Plus tard, Caïn a bâti une ville à laquelle il a donné le nom de son fils. Comme on pouvait s’y attendre, ses descendants se sont fait connaître pour leur violence. La lignée de Caïn a fini par s’éteindre à l’époque de Noé, lorsque le déluge a détruit tous les injustes. — Genèse 4:17-24 ; 7:21-24.

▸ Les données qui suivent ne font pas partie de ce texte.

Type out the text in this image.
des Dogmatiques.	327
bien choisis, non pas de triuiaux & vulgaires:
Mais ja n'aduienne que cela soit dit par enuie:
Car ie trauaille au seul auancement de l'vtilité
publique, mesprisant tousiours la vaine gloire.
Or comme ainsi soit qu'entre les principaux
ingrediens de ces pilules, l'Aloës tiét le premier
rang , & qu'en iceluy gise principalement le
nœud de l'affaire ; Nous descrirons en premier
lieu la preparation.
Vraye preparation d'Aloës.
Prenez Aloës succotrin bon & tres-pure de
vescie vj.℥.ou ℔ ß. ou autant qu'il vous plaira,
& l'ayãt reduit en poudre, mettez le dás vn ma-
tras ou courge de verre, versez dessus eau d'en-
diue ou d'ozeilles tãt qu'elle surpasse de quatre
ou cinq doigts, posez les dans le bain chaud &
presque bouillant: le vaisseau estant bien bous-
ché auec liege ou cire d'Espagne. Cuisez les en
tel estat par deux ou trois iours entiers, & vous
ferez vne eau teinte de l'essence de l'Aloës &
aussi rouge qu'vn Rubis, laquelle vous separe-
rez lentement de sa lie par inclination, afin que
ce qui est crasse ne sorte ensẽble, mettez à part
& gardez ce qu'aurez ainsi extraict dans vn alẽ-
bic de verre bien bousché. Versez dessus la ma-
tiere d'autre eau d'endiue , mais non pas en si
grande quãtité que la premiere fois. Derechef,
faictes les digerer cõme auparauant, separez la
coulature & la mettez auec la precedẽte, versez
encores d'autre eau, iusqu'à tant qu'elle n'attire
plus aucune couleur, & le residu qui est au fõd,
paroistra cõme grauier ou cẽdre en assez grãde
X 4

L’histoire de Caïn et Abel n’a pas été préservée dans la Bible pour le seul plaisir de la lecture. Elle a été ‘ écrite pour notre instruction ’, elle est “ utile pour enseigner, pour reprendre ”. (Romains 15:4 ; 2 Timothée 3:16.) Que nous apprend-elle ?
Une leçon pour nous
Comme Caïn et Abel, Dieu invite les chrétiens à lui offrir un sacrifice. Il ne s’agit pas d’un holocauste au sens littéral, mais d’“ un sacrifice de louange, c’est-à-dire le fruit de lèvres qui font une déclaration publique pour son nom ”. (Hébreux 13:15.) C’est ce que font actuellement les Témoins de Jéhovah à l’échelle mondiale en prêchant la bonne nouvelle du Royaume de Dieu dans plus de 230 pays et territoires (Matthieu 24:14). Participez-vous à cette œuvre ? Vous pouvez alors être sûr que “ Dieu n’est pas injuste pour oublier votre œuvre et l’amour que vous avez montré pour son nom ”. — Hébreux 6:10.
Comme dans le cas de Caïn et Abel, votre sacrifice n’est pas jugé selon des critères tout extérieurs, par exemple le seul nombre d’heures que vous passez dans le ministère. Jéhovah regarde plus loin. Jérémie 17:10 indique qu’il “ scrute le cœur ” et même “ examine les reins ”, c’est-à-dire les pensées, les sentiments et les mobiles les plus secrets. Ce n’est donc pas la quantité qui compte vraiment, mais les mobiles. Dès lors, qu’il soit grand ou petit, à partir du moment où un sacrifice émane d’un cœur animé par l’amour, il a de la valeur aux yeux de Dieu. — Comparer Marc 12:41-44 et 14:3-9.
Soyons conscients cependant que Jéhovah n’acceptera pas plus les sacrifices “ boiteux ” qu’il n’a agréé l’offrande faite sans conviction par Caïn (Malaki 1:8, 13). Jéhovah exige que vous lui donniez le meilleur de vous-même, que vous le serviez de tout votre cœur, de toute votre âme, de toute votre pensée et de toute votre force (Marc 12:30). Est-ce le cas ? Vous avez alors tout lieu d’être satisfait de votre sacrifice. Paul a écrit : “ Que chacun éprouve ce que vaut son œuvre à lui, et alors il aura lieu de se glorifier par rapport à lui seul et non par comparaison avec l’autre personne. ” — Galates 6:4.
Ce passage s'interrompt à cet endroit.